Overrides are not unusual. Many surrounding communities have already passed them to protect schools, public safety, and town services. In fact, nearly towns across MA have passed a total of about 1,900 overrides, and 50% of those towns have passed 5 or more overrides. This includes our neighbors in Natick and Holliston.

For Ashland, an override is the tool we need to get out of crisis mode and ensure stability.

Ashland is facing a structural budget shortfall because APS expenses are rising faster than revenues:

  • Health insurance, utilities, fuel, and special education costs have gone up dramatically.
  • Inflation has made everything more expensive, from textbooks to fire trucks to road salt.
  • Revenue under Prop 2½ grows by only a fixed amount each year.

Inflation exceeded 2.5% in 25 of the 35 years since Proposition 2 ½ was passed, averaging over 3% each year, and increasing more than 30% in greater Boston between 2015 and 2025. Even a seemingly small (<1%) difference between the 2.5% limit and inflation can mean Ashland’s costs exceed its tax revenue by hundreds of thousands of dollars in a given year. Adding this up year-over-year for the past 30+ years totals in many millions of dollar deficit.

For years, Ashland has used reserves, one-time funds, and cost-cutting to get by, but those stopgaps are now exhausted. Without new revenue, we cannot maintain the schools our community depends on.

No override will devastate Ashland public schools.

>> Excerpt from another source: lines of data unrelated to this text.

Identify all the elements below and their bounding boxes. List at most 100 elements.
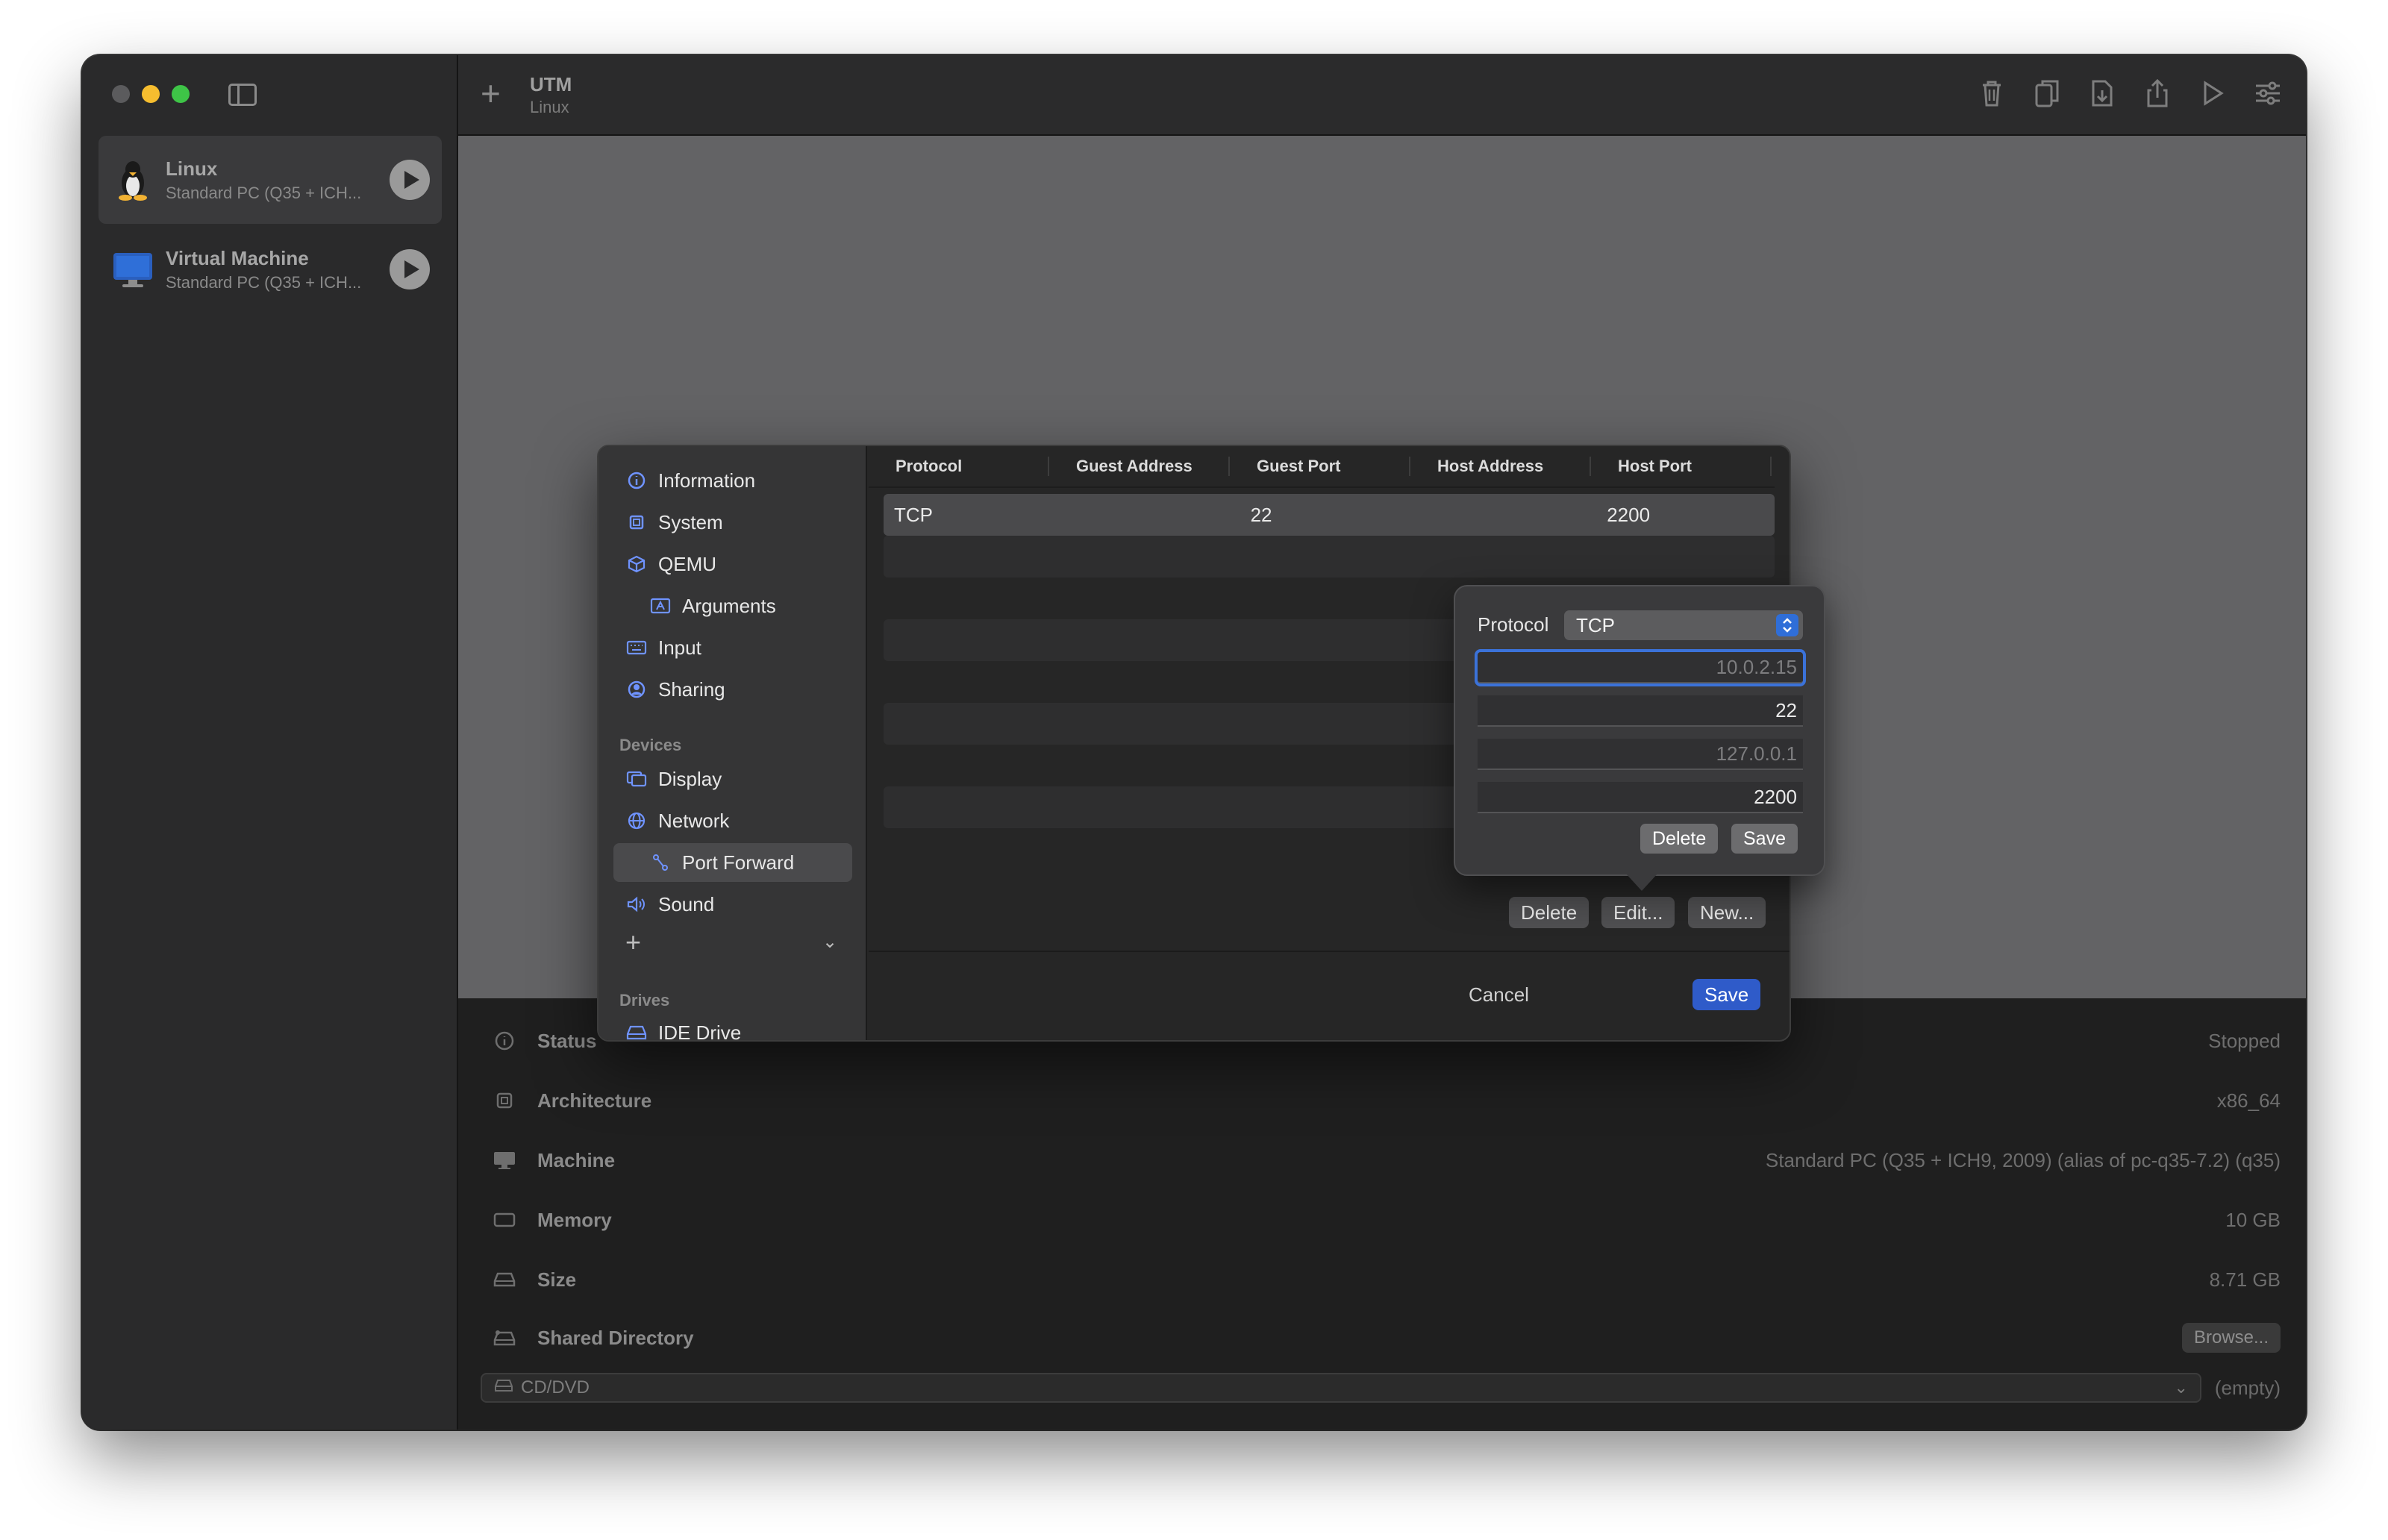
arguments-icon — [649, 595, 672, 617]
detail-row-size: Size 8.71 GB — [491, 1261, 2281, 1298]
detail-row-machine: Machine Standard PC (Q35 + ICH9, 2009) (… — [491, 1142, 2281, 1179]
sidebar-toggle-icon[interactable] — [228, 84, 257, 106]
app-title: UTM — [530, 73, 572, 96]
nav-item-sound[interactable]: Sound — [613, 885, 852, 924]
guest-address-field[interactable]: 10.0.2.15 — [1475, 649, 1806, 686]
clone-icon[interactable] — [2031, 76, 2063, 110]
empty-table-row — [884, 536, 1775, 578]
cancel-button[interactable]: Cancel — [1457, 979, 1541, 1010]
nav-item-arguments[interactable]: Arguments — [613, 586, 852, 625]
chevron-down-icon[interactable]: ⌄ — [822, 931, 837, 953]
vm-list-item-linux[interactable]: Linux Standard PC (Q35 + ICH... — [99, 136, 442, 224]
cell-host-port: 2200 — [1607, 503, 1651, 526]
vm-name: Virtual Machine — [166, 246, 309, 269]
column-guest-address[interactable]: Guest Address — [1049, 457, 1230, 476]
host-port-field[interactable]: 2200 — [1478, 782, 1803, 813]
monitor-icon — [491, 1150, 518, 1171]
linux-penguin-icon — [110, 157, 155, 202]
popover-delete-button[interactable]: Delete — [1640, 824, 1719, 854]
vm-play-button[interactable] — [390, 249, 430, 289]
devices-section-header: Devices — [619, 736, 682, 754]
edit-button[interactable]: Edit... — [1601, 897, 1675, 928]
vm-subtitle: Standard PC (Q35 + ICH... — [166, 272, 362, 292]
nav-item-system[interactable]: System — [613, 503, 852, 542]
vm-play-button[interactable] — [390, 160, 430, 200]
settings-icon[interactable] — [2252, 76, 2284, 110]
export-icon[interactable] — [2087, 76, 2118, 110]
detail-row-shared-directory: Shared Directory Browse... — [491, 1319, 2281, 1356]
table-row[interactable]: TCP 22 2200 — [884, 494, 1775, 536]
vm-sidebar: Linux Standard PC (Q35 + ICH... Virtual … — [82, 55, 458, 1430]
toolbar-title: UTM Linux — [530, 73, 572, 117]
vm-name: Linux — [166, 157, 218, 180]
guest-port-field[interactable]: 22 — [1478, 695, 1803, 727]
delete-button[interactable]: Delete — [1509, 897, 1590, 928]
info-icon — [625, 469, 648, 492]
person-icon — [625, 678, 648, 701]
vm-list-item-virtual-machine[interactable]: Virtual Machine Standard PC (Q35 + ICH..… — [99, 225, 442, 313]
cd-dvd-row: CD/DVD ⌄ (empty) — [481, 1371, 2281, 1404]
nav-item-ide-drive[interactable]: IDE Drive — [613, 1013, 852, 1040]
browse-button[interactable]: Browse... — [2181, 1323, 2281, 1353]
vm-subtitle: Standard PC (Q35 + ICH... — [166, 183, 362, 202]
traffic-lights — [112, 85, 190, 103]
cell-protocol: TCP — [894, 503, 933, 526]
monitor-icon — [110, 247, 155, 292]
play-icon[interactable] — [2197, 76, 2228, 110]
cpu-icon — [491, 1090, 518, 1111]
nav-item-sharing[interactable]: Sharing — [613, 670, 852, 709]
cd-dvd-value: (empty) — [2214, 1376, 2281, 1399]
chevron-updown-icon — [1776, 614, 1798, 636]
drive-icon — [625, 1021, 648, 1040]
nav-item-input[interactable]: Input — [613, 628, 852, 667]
info-icon — [491, 1030, 518, 1051]
add-vm-button[interactable]: + — [481, 76, 501, 110]
host-address-field[interactable]: 127.0.0.1 — [1478, 739, 1803, 770]
column-host-address[interactable]: Host Address — [1410, 457, 1591, 476]
detail-row-memory: Memory 10 GB — [491, 1201, 2281, 1239]
cd-dvd-select[interactable]: CD/DVD ⌄ — [481, 1373, 2201, 1403]
port-forward-table-header: Protocol Guest Address Guest Port Host A… — [869, 446, 1775, 488]
cube-icon — [625, 553, 648, 575]
close-window-button[interactable] — [112, 85, 130, 103]
nav-item-qemu[interactable]: QEMU — [613, 545, 852, 583]
minimize-window-button[interactable] — [142, 85, 160, 103]
trash-icon[interactable] — [1976, 76, 2007, 110]
nav-item-network[interactable]: Network — [613, 801, 852, 840]
toolbar: + UTM Linux — [458, 55, 2306, 136]
column-guest-port[interactable]: Guest Port — [1230, 457, 1410, 476]
popover-arrow — [1625, 873, 1658, 891]
nav-item-information[interactable]: Information — [613, 461, 852, 500]
cpu-icon — [625, 511, 648, 533]
column-host-port[interactable]: Host Port — [1591, 457, 1772, 476]
port-forward-icon — [649, 851, 672, 874]
speaker-icon — [625, 893, 648, 915]
column-protocol[interactable]: Protocol — [869, 457, 1049, 476]
port-forward-edit-popover: Protocol TCP 10.0.2.15 22 127.0.0.1 2200… — [1454, 585, 1825, 876]
drives-section-header: Drives — [619, 991, 670, 1010]
detail-row-architecture: Architecture x86_64 — [491, 1082, 2281, 1119]
protocol-label: Protocol — [1478, 613, 1549, 636]
drive-icon — [491, 1271, 518, 1289]
sheet-footer-divider — [869, 951, 1790, 952]
save-button[interactable]: Save — [1692, 979, 1761, 1010]
settings-sidebar: Information System QEMU Arguments Input … — [598, 446, 867, 1040]
new-button[interactable]: New... — [1688, 897, 1766, 928]
toolbar-actions — [1976, 76, 2284, 110]
drive-icon — [494, 1377, 513, 1398]
chevron-down-icon: ⌄ — [2174, 1378, 2188, 1397]
maximize-window-button[interactable] — [172, 85, 190, 103]
add-device-button[interactable]: + — [625, 927, 641, 958]
globe-icon — [625, 810, 648, 832]
shared-drive-icon — [491, 1328, 518, 1348]
memory-icon — [491, 1211, 518, 1229]
keyboard-icon — [625, 636, 648, 659]
nav-item-display[interactable]: Display — [613, 760, 852, 798]
protocol-select[interactable]: TCP — [1564, 610, 1803, 640]
display-icon — [625, 768, 648, 790]
cell-guest-port: 22 — [1250, 503, 1272, 526]
share-icon[interactable] — [2142, 76, 2173, 110]
app-subtitle: Linux — [530, 98, 569, 116]
nav-item-port-forward[interactable]: Port Forward — [613, 843, 852, 882]
popover-save-button[interactable]: Save — [1731, 824, 1798, 854]
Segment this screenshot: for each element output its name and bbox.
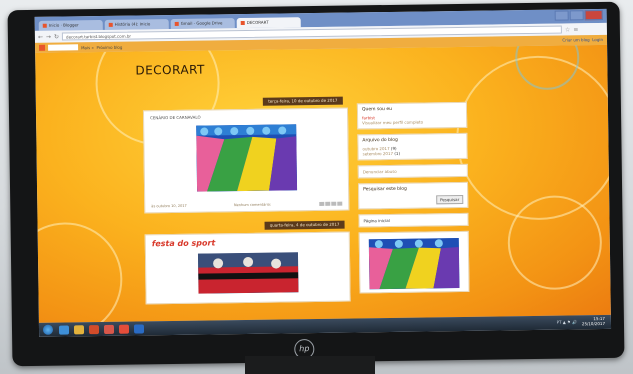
widget-title: Arquivo do blog	[362, 137, 398, 144]
image-widget	[358, 230, 470, 294]
blog-search-input[interactable]	[48, 44, 79, 51]
monitor: Inicio · Blogger História (4): Inicio Gm…	[7, 1, 625, 367]
login-link[interactable]: Login	[592, 37, 603, 42]
favicon-icon	[108, 22, 113, 27]
search-button[interactable]: Pesquisar	[435, 194, 464, 205]
post-date: quarta-feira, 4 de outubro de 2017	[264, 220, 345, 230]
search-widget: Pesquisar este blog Pesquisar	[357, 181, 469, 210]
blog-share-icon[interactable]	[325, 201, 331, 206]
bookmark-star-icon[interactable]: ☆	[565, 26, 570, 33]
widget-title: Quem sou eu	[361, 106, 392, 113]
blog-post: festa do sport	[144, 231, 351, 305]
report-abuse-link[interactable]: Denunciar abuso	[363, 169, 397, 174]
next-blog-link[interactable]: Próximo blog	[96, 44, 122, 49]
blog-page: DECORART terça-feira, 10 de outubro de 2…	[35, 44, 611, 323]
share-buttons	[318, 201, 343, 206]
system-tray-icons[interactable]: PT ▲ ⚑ 🔊	[557, 319, 577, 324]
email-share-icon[interactable]	[319, 201, 325, 206]
decorative-swirl	[35, 221, 124, 323]
post-date: terça-feira, 10 de outubro de 2017	[262, 96, 343, 106]
create-blog-link[interactable]: Criar um blog	[562, 37, 589, 42]
blogger-logo-icon	[39, 44, 46, 51]
about-widget: Quem sou eu farbist Visualizar meu perfi…	[356, 101, 468, 130]
more-link[interactable]: Mais »	[81, 45, 94, 50]
post-footer: às outubro 10, 2017 Nenhum comentário:	[151, 201, 343, 208]
party-drawing	[197, 252, 299, 294]
media-player-icon[interactable]	[88, 324, 100, 334]
post-timestamp-link[interactable]: às outubro 10, 2017	[151, 204, 187, 208]
minimize-button[interactable]	[554, 10, 569, 21]
reload-icon[interactable]: ↻	[54, 33, 59, 40]
blog-title[interactable]: DECORART	[135, 63, 205, 78]
tab-label: História (4): Inicio	[114, 21, 151, 27]
clock[interactable]: 15:17 25/10/2017	[582, 316, 605, 326]
carnival-stage-photo[interactable]	[195, 124, 297, 192]
twitter-share-icon[interactable]	[331, 201, 337, 206]
paint-icon[interactable]	[103, 324, 115, 334]
maximize-button[interactable]	[569, 10, 584, 21]
comments-link[interactable]: Nenhum comentário:	[234, 203, 271, 208]
favicon-icon	[174, 21, 179, 26]
sport-party-photo[interactable]	[197, 252, 299, 294]
archive-widget: Arquivo do blog outubro 2017 (9) setembr…	[357, 132, 468, 161]
close-window-button[interactable]	[584, 9, 603, 21]
menu-icon[interactable]: ≡	[573, 26, 578, 33]
folder-icon[interactable]	[73, 324, 85, 334]
chrome-icon[interactable]	[118, 324, 130, 334]
forward-arrow-icon[interactable]: →	[46, 33, 51, 40]
facebook-share-icon[interactable]	[337, 201, 343, 206]
sidebar: Quem sou eu farbist Visualizar meu perfi…	[356, 101, 470, 299]
carnival-stage-thumbnail[interactable]	[368, 238, 460, 290]
post-title[interactable]: CENÁRIO DE CARNAVALO	[150, 113, 341, 121]
home-widget: Página inicial	[358, 212, 469, 228]
word-icon[interactable]	[133, 323, 145, 334]
tab-label: Inicio · Blogger	[48, 22, 79, 28]
post-title[interactable]: festa do sport	[152, 237, 343, 248]
stage-thumbnail-drawing	[368, 238, 460, 290]
posts-column: terça-feira, 10 de outubro de 2017 CENÁR…	[142, 96, 351, 305]
clock-date: 25/10/2017	[581, 320, 606, 327]
window-controls	[554, 9, 603, 21]
monitor-stand	[245, 356, 375, 374]
ie-icon[interactable]	[58, 324, 70, 335]
tab-label: Gmail - Google Drive	[180, 20, 223, 26]
stage-drawing	[195, 124, 297, 192]
blog-post: CENÁRIO DE CARNAVALO às outubro 10, 2017…	[142, 107, 350, 214]
favicon-icon	[42, 23, 47, 28]
back-arrow-icon[interactable]: ←	[38, 33, 43, 40]
blogger-favicon-icon	[240, 20, 245, 26]
navbar-right: Criar um blog Login	[562, 37, 603, 43]
widget-title: Pesquisar este blog	[363, 186, 407, 193]
start-button[interactable]	[42, 324, 54, 335]
archive-item[interactable]: setembro 2017 (1)	[363, 150, 463, 157]
decorative-swirl	[507, 195, 603, 291]
monitor-screen: Inicio · Blogger História (4): Inicio Gm…	[34, 8, 612, 337]
report-abuse-widget: Denunciar abuso	[357, 163, 468, 179]
home-page-link[interactable]: Página inicial	[363, 218, 389, 223]
tab-label: DECORART	[246, 19, 269, 25]
profile-link[interactable]: Visualizar meu perfil completo	[362, 119, 462, 125]
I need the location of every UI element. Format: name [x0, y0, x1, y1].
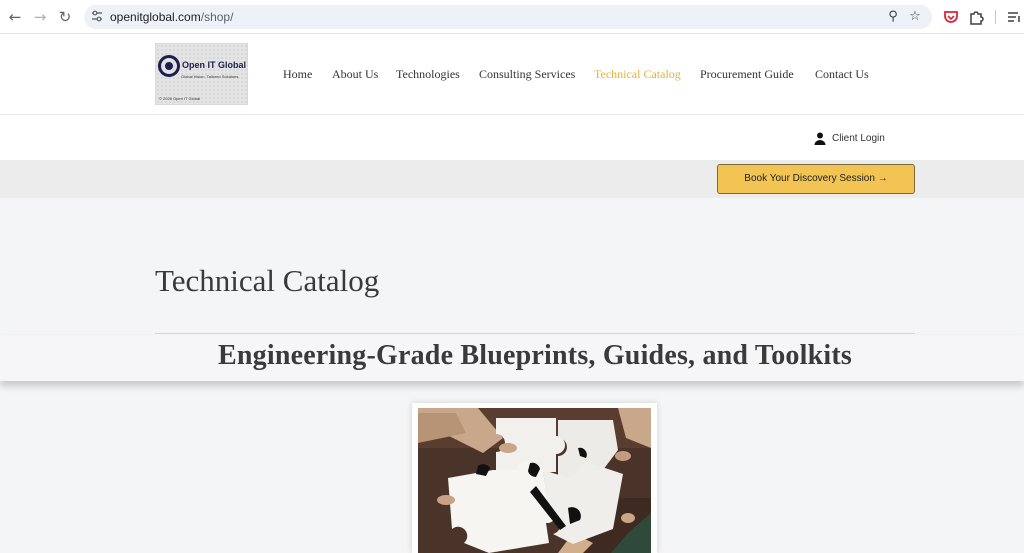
nav-item-technologies[interactable]: Technologies — [396, 67, 460, 82]
toolbar-divider — [995, 10, 996, 24]
forward-arrow-icon[interactable]: → — [30, 7, 50, 27]
book-discovery-session-button[interactable]: Book Your Discovery Session → — [717, 164, 915, 194]
user-icon — [814, 132, 826, 145]
page-subtitle: Engineering-Grade Blueprints, Guides, an… — [218, 340, 852, 371]
reading-list-icon[interactable] — [1005, 8, 1023, 26]
browser-toolbar: ← → ↻ openitglobal.com/shop/ ⚲ ☆ — [0, 0, 1024, 34]
zoom-icon[interactable]: ⚲ — [884, 8, 902, 26]
puzzle-icon[interactable] — [968, 8, 986, 26]
nav-item-contact-us[interactable]: Contact Us — [815, 67, 869, 82]
title-divider — [155, 333, 915, 334]
nav-item-consulting-services[interactable]: Consulting Services — [479, 67, 575, 82]
address-bar[interactable]: openitglobal.com/shop/ ⚲ ☆ — [84, 5, 932, 29]
site-info-icon[interactable] — [91, 10, 103, 23]
subtitle-band: Engineering-Grade Blueprints, Guides, an… — [0, 335, 1024, 381]
page-title: Technical Catalog — [155, 263, 380, 298]
reload-icon[interactable]: ↻ — [55, 7, 75, 27]
pocket-icon[interactable] — [942, 8, 960, 26]
url-domain: openitglobal.com — [110, 10, 201, 24]
nav-item-technical-catalog[interactable]: Technical Catalog — [594, 67, 681, 82]
client-login-label: Client Login — [832, 132, 885, 144]
back-arrow-icon[interactable]: ← — [5, 7, 25, 27]
action-bar: Book Your Discovery Session → — [0, 160, 1024, 198]
client-login-link[interactable]: Client Login — [814, 130, 885, 146]
main-content: Technical Catalog Engineering-Grade Blue… — [0, 198, 1024, 553]
star-icon[interactable]: ☆ — [906, 8, 924, 26]
main-navigation: Home About Us Technologies Consulting Se… — [0, 34, 1024, 115]
nav-item-home[interactable]: Home — [283, 67, 312, 82]
hero-image-card — [412, 403, 657, 553]
puzzle-teamwork-image — [418, 408, 651, 553]
nav-item-procurement-guide[interactable]: Procurement Guide — [700, 67, 794, 82]
sub-header: Client Login — [0, 115, 1024, 160]
url-path: /shop/ — [200, 10, 234, 24]
site-header: Open IT Global Global Vision. Tailored S… — [0, 34, 1024, 115]
url-text[interactable]: openitglobal.com/shop/ — [110, 5, 233, 29]
nav-item-about-us[interactable]: About Us — [332, 67, 378, 82]
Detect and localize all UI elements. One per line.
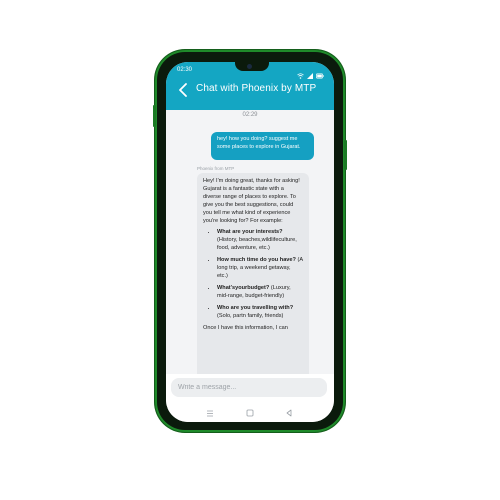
volume-button xyxy=(153,105,156,127)
list-item-question: How much time do you have? xyxy=(217,257,296,263)
back-arrow-icon[interactable] xyxy=(178,83,188,97)
wifi-icon xyxy=(297,66,304,84)
user-message-bubble: hey! how you doing? suggest me some plac… xyxy=(211,132,314,160)
list-item-question: Who are you travelling with? xyxy=(217,305,294,311)
status-time: 02:30 xyxy=(177,67,193,73)
bot-outro-text: Once I have this information, I can xyxy=(203,325,288,331)
list-item-question: What'syourbudget? xyxy=(217,285,270,291)
phone-screen: 02:30 Chat with Phoenix by MTP 02:29 hey… xyxy=(166,62,334,422)
list-item: What'syourbudget? (Luxury, mid-range, bu… xyxy=(217,284,303,300)
message-composer xyxy=(166,374,334,404)
list-item-detail: (Solo, partn family, friends) xyxy=(217,313,284,319)
message-input[interactable] xyxy=(171,378,327,397)
list-item: How much time do you have? (A long trip,… xyxy=(217,256,303,280)
app-header: 02:30 Chat with Phoenix by MTP xyxy=(166,62,334,110)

  • Schools will lay off teachers and cut course offerings and programs – we will fail to provide adequate education to Ashland’s children.
  • The gap between funding sources and unavoidable fixed costs like health insurance, transportation, and out-of-district obligations, will continue to grow which will require an even larger override in the future to correct.

These cuts are not “extras”–they strike at the core of what makes Ashland Public Schools an asset to the community.

No, Ashland passed a debt exclusion to build the new Mindess and Public Safety buildings. A debt exclusion is different from a tax override. An override allows for a permanent tax increase to support a town’s ongoing operational expenses, such as public safety, schools, and municipal services. A debt exclusion is a temporary tax increase to pay for a specific capital project, such as building a new school or fire station.

Debt exclusions do not impact a town’s total tax levy. Once the debt is fully repaid, the tax increase ends. This debt exclusion enabled the town to raise revenue needed to fund the project above and beyond the more than $50 million in grants for it provided by the Commonwealth. The debt for these recent projects will be paid off over 30 years.

No, Ashland does not get a windfall from rising property values. By law, and setting aside new growth, each year Ashland’s total property tax levy can only increase by 2.5%.

The “total property tax levy” is the total amount the town can collect. Even if property values go up by an average of 5% in a year, the “total property tax levy” can still only go up by 2.5%.

In fact, if the total value of all property in town increases, the tax rate has to decrease so that the total amount of property tax collected increases by only 2.5%. 

The proposed budget for FY 2027 plans for the elimination of 13.2 positions from Ashland Public Schools, and according to state data Ashland is already last in per pupil spending when compared with neighboring communities.

A revolving fund is a specialized municipal account where revenue generated by a specific program or service is “reserved for direct expenditure” to support that same program, rather than being consolidated into the town’s general tax-supported budget. Unlike the general fund, which relies on stable property tax revenue, revolving funds are replenished by variable and non-guaranteed sources such as tuition, user fees, or state reimbursements

Prop 2½ caps the tax levy at 2.5% of the total full and fair cash value of all taxable real and personal property in town.

Maximum amount a community can levy in a given year. Prop 2½ generally caps the annual increase at 2.5% (plus new growth).

An increase in the levy limit by an amount based on the increased value of new development and other growth in the tax base in a given year that is not the result of revaluation.